Do you remember those Xanga posts people used to do where they’d write a post with five little somethings to five different people, without naming those people? It’d be like: Things I Wish I Could Say To You! and then they’d write out those things and just leave it open to interpretation who they were talking about. [Probably all of Taylor Swift’s songs started this way, let’s be honest.]

I’d like to do that for Thanksgiving, but as a thank you, not as a bitter-ex-friend-message. If you’ve been touched, healed, held, changed, loved, heard, supported by good folks online, real-life friends, authors (or even books, articles, movements, or movies you found through the blogosphere), join me for a link up on Friday where we don’t name names, don’t patrol the borders of our favorite community, and don’t judge each other if we realize someone is thanking a heretic, a misogynist, a politician, or an Autostraddle author. Everyone’s journey is different, and we each have things we’ve learned and been grateful for that may have originated in odd or socially non-Kosher places.

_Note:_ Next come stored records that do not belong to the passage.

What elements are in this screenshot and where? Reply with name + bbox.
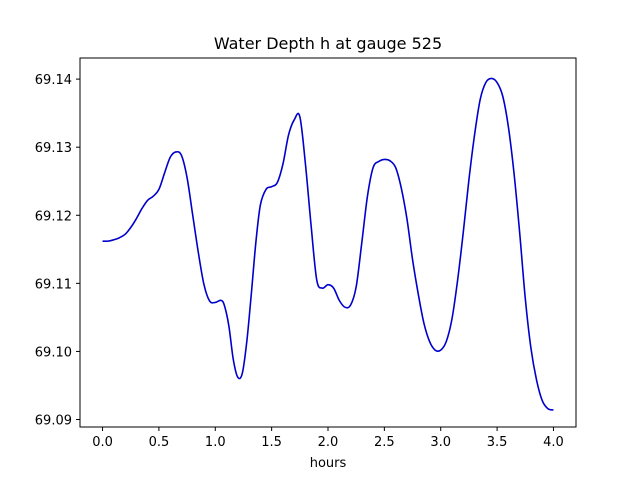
x-tick-label: 3.5 — [487, 435, 508, 450]
chart-title: Water Depth h at gauge 525 — [214, 34, 442, 53]
x-tick-label: 1.5 — [261, 435, 282, 450]
x-tick-label: 1.0 — [205, 435, 226, 450]
x-tick-label: 2.0 — [318, 435, 339, 450]
x-axis: 0.0 0.5 1.0 1.5 2.0 2.5 3.0 3.5 4.0 — [92, 427, 564, 450]
plot-frame — [79, 57, 577, 428]
y-tick-label: 69.13 — [35, 141, 72, 156]
x-tick-label: 2.5 — [374, 435, 395, 450]
x-axis-label: hours — [310, 456, 347, 471]
y-tick-label: 69.10 — [35, 345, 72, 360]
x-tick-label: 3.0 — [430, 435, 451, 450]
x-tick-label: 0.0 — [92, 435, 113, 450]
y-tick-label: 69.11 — [35, 277, 72, 292]
y-tick-label: 69.12 — [35, 209, 72, 224]
series-line — [102, 77, 554, 411]
y-tick-label: 69.09 — [35, 414, 72, 429]
x-tick-label: 0.5 — [149, 435, 170, 450]
y-tick-label: 69.14 — [35, 73, 72, 88]
x-tick-label: 4.0 — [543, 435, 564, 450]
y-axis: 69.09 69.10 69.11 69.12 69.13 69.14 — [35, 73, 80, 429]
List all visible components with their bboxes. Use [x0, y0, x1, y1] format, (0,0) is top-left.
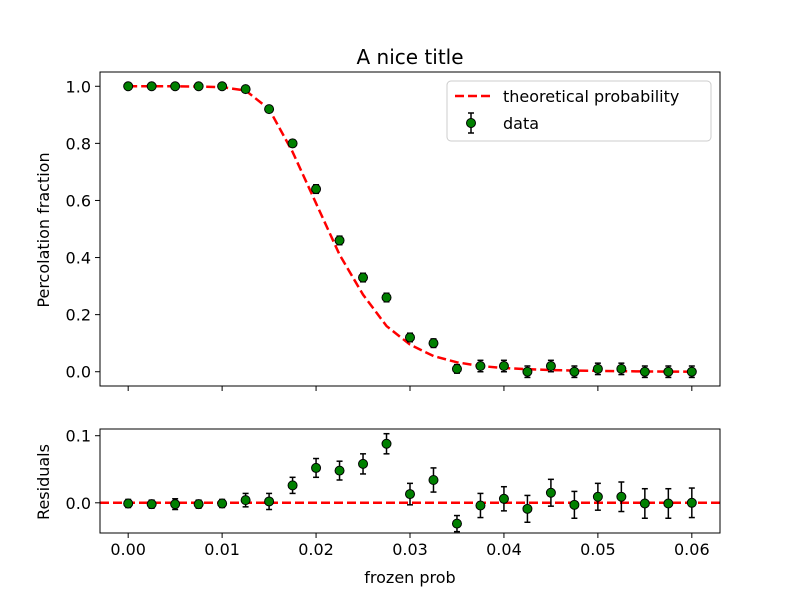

Here’s a sample of what I want to see, a real-life thank you to someone who’s been a huge part of this year:

Thank you for letting me cry in your kitchen, for dragging me to your in-laws, for buying my favorite beer and sharing your ice cream, for giving me space when the noise in my head got too loud, for letting me say all the most inappropriate things that popped into my head, for helping me pack and unpack at least three times, for picking me up at the Metro in the cold and rain when I called at the last minute, for venting about the internet with me, and for always answering the phone when I needed you, even if if was after you just had a car accident. Thanks for your real friendship when we were both reeling from years of charades. <3

Join me on Friday and let’s link up together to each share at LEAST five unidentified thanks to those who have made 2013 a better, more whole, and more healing year for us.

There’s no limit on who or what you can thank. But let’s take a moment to appreciate the good that this community is capable of doing for a hurting soul.